Imagine that all students are assigned dorm rooms in some ad-hoc way. After each one has a room, two students might find that they both prefer the room the other one has, thus they could switch rooms and both be happier. Similarly, three students (A,B, and C) might find that A prefer's B's room, B prefers C's room, and C prefers A's room. These three students might also trade rooms in a cycle. This can go on for even larger cycles. But, how do we find these cycles?

A very simple algorithm, proposed back in the seventies, is to have each agent point to its most preferred choice. If the resulting graph has any loops (it will) then all the agents in the loops exchange rooms and drop out of the game. The remaining agents then point to their most preferred room and we repeat the process until there are no more agents left.

I have implemented a simple demonstration of this top trading cycle algorithm using a simple distributed cycle detection protocol. Its fun to watch!

Saturday, February 9, 2008

Fast Bidding in a Distributed Combinatorial Auction

Walmart needs stuff moved from point A to B, for many A's and Bs. Also, these deliveries have other possible requirements: one might need a refigerated truck, one might be a night drop off, one might be a rush order, etc. Similarly, trucking companies have complex requirements about where and when they can deliver. Put these millions of orders together and you have a complex resource allocation problem. If you are willing to have everyone send their requirements to a centralized auctioneer then, maybe, you can solve this problem.

However, what it you don't want to trust, or can't afford to pay a centralized auctioneer? We are studying automated incentive-compabile negotiation protocols for distributed resource allocations. I know this is a mouthfull but all it is saying is that we are developing algorithms that automated agents can use to negotiate with each other and solve these type of problems. Think of it as moving all buy/sell transaction to the web (we are nearly there) and then using software to decide who to buy what from and at what price. We can show that this will lead to more efficient solutions, that is, everybody wins.

Anyway, our latest paper detailing our efforts is
  • Benito Mendoza and José M. Vidal. Approximate Bidding Algorithms for a Distributed Combinatorial Auction (Short Paper). Padgham and Parkes and Müller and Parsons ed.In Proceedings of the 7th International Conference on Autonomous Agents and Multiagent Systems, May; 2008.
    Distributed allocation and multiagent coordination problems can be solved through combinatorial auctions (CAs). However, most of the existing winner determination algorithms (WDAs) for CAs are centralized. The PAUSE auction is one of a few efforts to release the auctioneer from having to do all the work. The pausebid bidding algorithm generates myopically-optimal bids for agents in a PAUSE auction but its running time is exponential on the number of bids. We present new approximate bidding algorithms that not only run in linear time but also increase the utility of the bidders as result of small decrement in revenue.
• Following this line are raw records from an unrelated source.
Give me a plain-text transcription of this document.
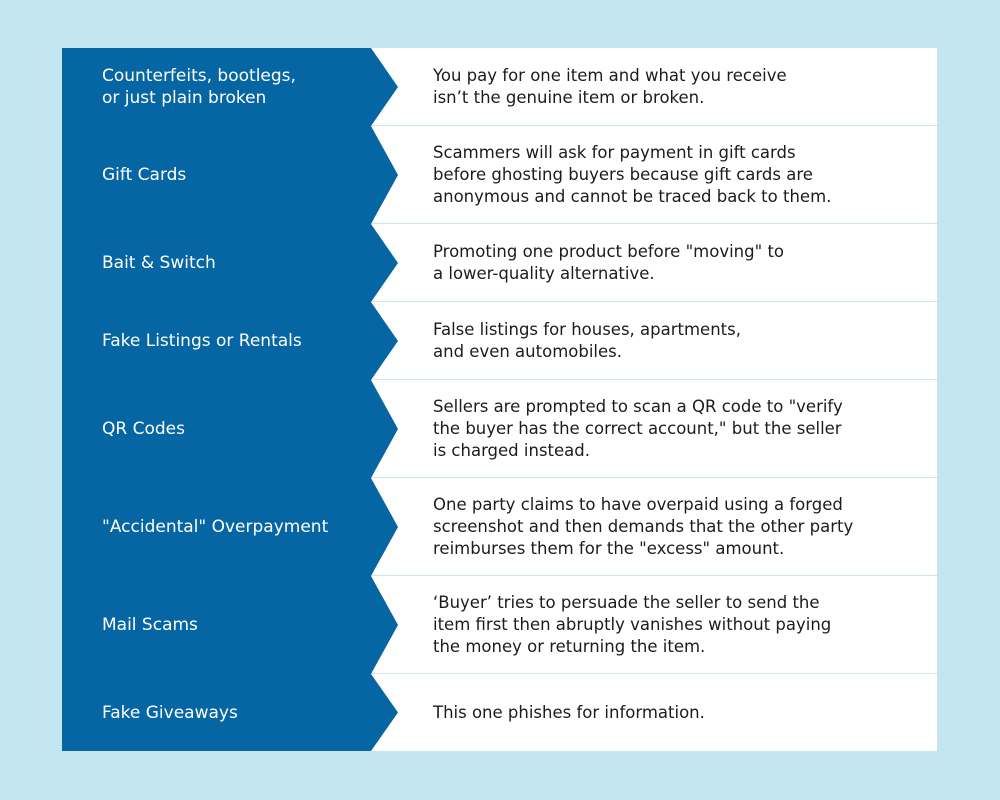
Counterfeits, bootlegs,
or just plain broken
You pay for one item and what you receive
isn’t the genuine item or broken.
Gift Cards
Scammers will ask for payment in gift cards
before ghosting buyers because gift cards are
anonymous and cannot be traced back to them.
Bait & Switch
Promoting one product before "moving" to
a lower-quality alternative.
Fake Listings or Rentals
False listings for houses, apartments,
and even automobiles.
QR Codes
Sellers are prompted to scan a QR code to "verify
the buyer has the correct account," but the seller
is charged instead.
"Accidental" Overpayment
One party claims to have overpaid using a forged
screenshot and then demands that the other party
reimburses them for the "excess" amount.
Mail Scams
‘Buyer’ tries to persuade the seller to send the
item first then abruptly vanishes without paying
the money or returning the item.
Fake Giveaways	This one phishes for information.
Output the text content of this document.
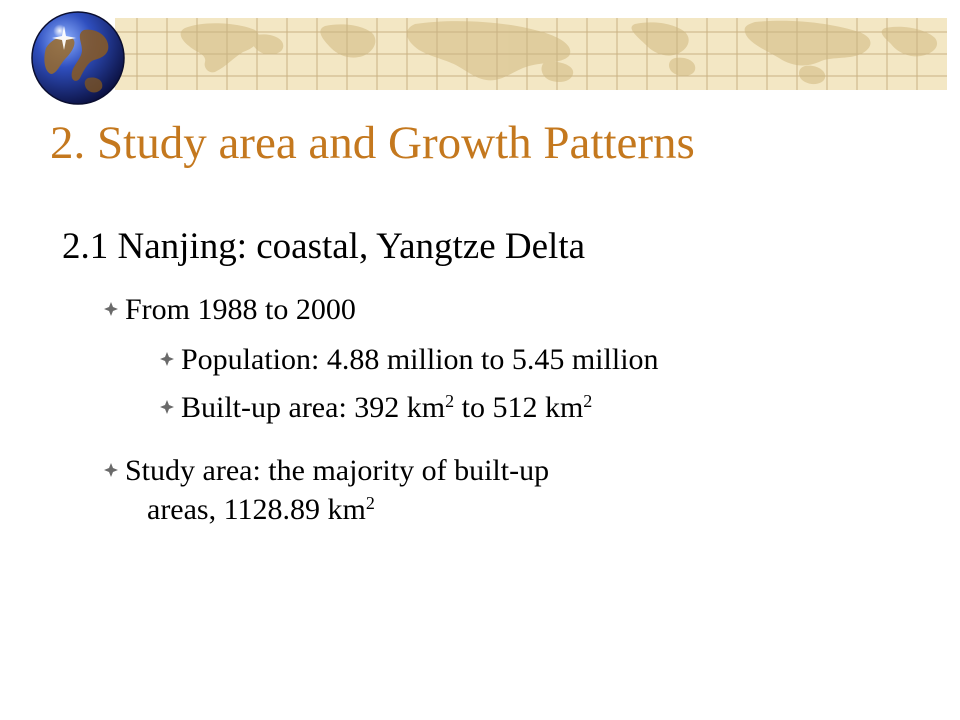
2. Study area and Growth Patterns
2.1 Nanjing: coastal, Yangtze Delta
From 1988 to 2000
Population: 4.88 million to 5.45 million
Built-up area: 392 $km^2$ to 512 $km^2$
Study area: the majority of built-up
areas, 1128.89 $km^2$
Check it out, approximation mechanism let ut achieve 1000-fold speedups at only a small cost in utility.

Tuesday, January 8, 2008

A NetLogo Introduction

I will be speaking tomorrow Thursday January 10 6:30pm at the Columbia Linux User's Group about NetLogo. It will be an informal introduction. I will try to show why it is a great language for both learning to program and for building simulations that can be used to engage students in active learning of other subjects: such as physics, chemistry, economics, sociology, etc. The meeting is open to all.

Tuesday, October 23, 2007

Combinatorial Auction Model

One can visualize a combinatorial auction (with OR bids only) as a graph with two types of nodes: bids and items. Each bid node is labelled with the price of the bid and connected to all the items it is over. This is the visualization I have implemented in my combinatorial auction NetLogo model. It implements the branch-and-bounds algorithm on the branch-on-bids tree as found in my textbook.